We have vacancies on a number of boards and commissions. If you are interested, please send a letter outlining your interests and a resume to email@example.com.
Lynn Murphy and the other members of the Cultural Council have done a wonderful job of exploring new ways to promote culture in our city. This week we will be announcing that the Council will provide some funding to keep our festivals going, including the Christmas stroll and the Italian festival.
Speaking of the Christmas stroll, Haverhill lost a real friend this year in Laurie Chase. Without her, there would not have been a Christmas stroll.
Your Feedback Wanted
Last month, we asked you how we did in plowing the streets. The answer, and it was a surprise to me, was that many of you had concerns. I am not making excuses, but it was a flash storm and extremely difficult to manage.
Your comments helped us to change our email response system. Several of you pointed out that weekend emails about snow plowing and sanding often did not result in service until the following Monday. We have now asked the person on duty at the highway department to check all emails every two hours. (Until that happened, I spent a weekend answering emails and phoning them into the highway department.)
This month, help us to set budget priorities. Send me an email at firstname.lastname@example.org and tell me what areas you feel should be given more attention in the next budget.
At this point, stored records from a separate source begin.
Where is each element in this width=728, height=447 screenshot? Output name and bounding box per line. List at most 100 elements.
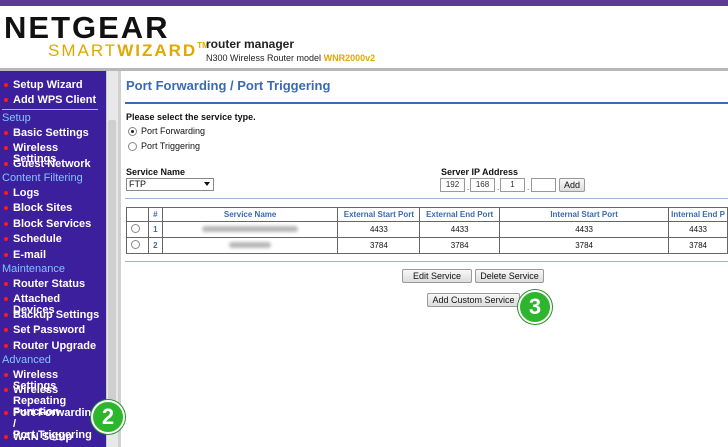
section-divider [125,198,728,199]
sidebar-item-wan-setup[interactable]: WAN Setup [2,432,104,443]
service-type-prompt: Please select the service type. [126,112,256,122]
ip-octet-1-input[interactable]: 192 [440,178,465,192]
bullet-icon [4,191,8,195]
table-row[interactable]: 2 3784 3784 3784 3784 [126,237,728,254]
radio-port-forwarding[interactable]: Port Forwarding [128,126,205,136]
radio-port-triggering-label: Port Triggering [141,141,201,151]
server-ip-label: Server IP Address [441,167,519,177]
sidebar-item-logs[interactable]: Logs [2,188,104,199]
sidebar-heading-maintenance: Maintenance [2,263,65,275]
row-select-cell[interactable] [126,237,149,254]
dropdown-arrow-icon [204,182,210,186]
row-select-cell[interactable] [126,221,149,238]
router-manager-title: router manager [206,37,295,51]
sidebar-item-add-wps[interactable]: Add WPS Client [2,95,104,106]
ip-octet-3-input[interactable]: 1 [500,178,525,192]
bullet-icon [4,344,8,348]
edit-service-button[interactable]: Edit Service [402,269,472,283]
sidebar-item-block-sites[interactable]: Block Sites [2,203,104,214]
sidebar-scrollbar-thumb[interactable] [108,120,116,410]
row-int-start: 4433 [499,221,670,238]
radio-checked-icon[interactable] [128,126,137,136]
redacted-text [229,242,272,248]
table-header-int-start: Internal Start Port [499,207,670,222]
sidebar-item-set-password[interactable]: Set Password [2,325,104,336]
sidebar-item-setup-wizard[interactable]: Setup Wizard [2,80,104,91]
sidebar-heading-content-filtering: Content Filtering [2,172,83,184]
bullet-icon [4,411,8,415]
sidebar-nav: Setup Wizard Add WPS Client Setup Basic … [0,71,106,447]
table-row[interactable]: 1 4433 4433 4433 4433 [126,221,728,238]
delete-service-button[interactable]: Delete Service [475,269,544,283]
bullet-icon [4,146,8,150]
table-header-row: # Service Name External Start Port Exter… [126,207,728,222]
bullet-icon [4,313,8,317]
router-subtitle: N300 Wireless Router [206,53,295,63]
row-ext-end: 4433 [419,221,501,238]
ip-dot: . [497,183,500,192]
bullet-icon [4,83,8,87]
sidebar-divider [2,109,98,110]
bullet-icon [4,162,8,166]
sidebar-item-email[interactable]: E-mail [2,250,104,261]
logo-smart-text: SMART [48,41,118,60]
service-name-value: FTP [129,179,146,189]
radio-unchecked-icon[interactable] [128,141,137,151]
sidebar-item-schedule[interactable]: Schedule [2,234,104,245]
bullet-icon [4,237,8,241]
table-header-ext-start: External Start Port [337,207,421,222]
smartwizard-logo: SMARTWIZARDTM [48,41,209,61]
sidebar-item-basic-settings[interactable]: Basic Settings [2,128,104,139]
bullet-icon [4,206,8,210]
sidebar-item-guest-network[interactable]: Guest Network [2,159,104,170]
radio-port-triggering[interactable]: Port Triggering [128,141,200,151]
model-value: WNR2000v2 [323,53,376,63]
page-title: Port Forwarding / Port Triggering [126,78,331,93]
row-int-end: 3784 [668,237,728,254]
row-ext-start: 3784 [337,237,421,254]
service-name-select[interactable]: FTP [126,178,214,191]
add-custom-service-button[interactable]: Add Custom Service [427,293,520,307]
bullet-icon [4,388,8,392]
radio-port-forwarding-label: Port Forwarding [141,126,206,136]
bullet-icon [4,297,8,301]
table-header-num: # [147,207,163,222]
services-table: # Service Name External Start Port Exter… [126,207,728,254]
row-num: 1 [147,221,163,238]
sidebar-item-router-upgrade[interactable]: Router Upgrade [2,341,104,352]
radio-unchecked-icon[interactable] [130,224,140,233]
ip-dot: . [467,183,470,192]
radio-unchecked-icon[interactable] [130,240,140,249]
table-header-ext-end: External End Port [419,207,501,222]
bullet-icon [4,253,8,257]
sidebar-heading-setup: Setup [2,112,31,124]
redacted-text [202,226,299,232]
model-label: model [296,53,322,63]
bullet-icon [4,131,8,135]
bullet-icon [4,373,8,377]
content-divider [118,71,121,447]
add-button[interactable]: Add [559,178,585,192]
section-divider [125,261,728,262]
bullet-icon [4,328,8,332]
logo-wizard-text: WIZARD [117,41,198,60]
ip-dot: . [527,183,530,192]
bullet-icon [4,282,8,286]
ip-octet-2-input[interactable]: 168 [470,178,495,192]
table-header-select [126,207,149,222]
sidebar-item-router-status[interactable]: Router Status [2,279,104,290]
step-badge-2: 2 [91,400,125,434]
table-header-int-end: Internal End P [668,207,728,222]
service-name-label: Service Name [126,167,186,177]
sidebar-item-backup-settings[interactable]: Backup Settings [2,310,104,321]
sidebar-item-block-services[interactable]: Block Services [2,219,104,230]
table-header-service-name: Service Name [161,207,339,222]
row-num: 2 [147,237,163,254]
row-int-end: 4433 [668,221,728,238]
title-divider [125,102,728,104]
row-int-start: 3784 [499,237,670,254]
step-badge-3: 3 [518,290,552,324]
row-service-name-redacted [161,221,339,238]
bullet-icon [4,222,8,226]
ip-octet-4-input[interactable] [531,178,556,192]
Tell us also about potholes. We are nine weeks from spring! Spring to the city is when we can start filling potholes on a permanent basis. (In the winter, we can only put in a temporary patch.) Tell us where the potholes are so that we can start mapping them out now.
The Forest City Development Company of Cleveland and New York is interested in the Stoeller building. What was the Stoeller building called before it was called the Stoeller building? (There are several correct answers.)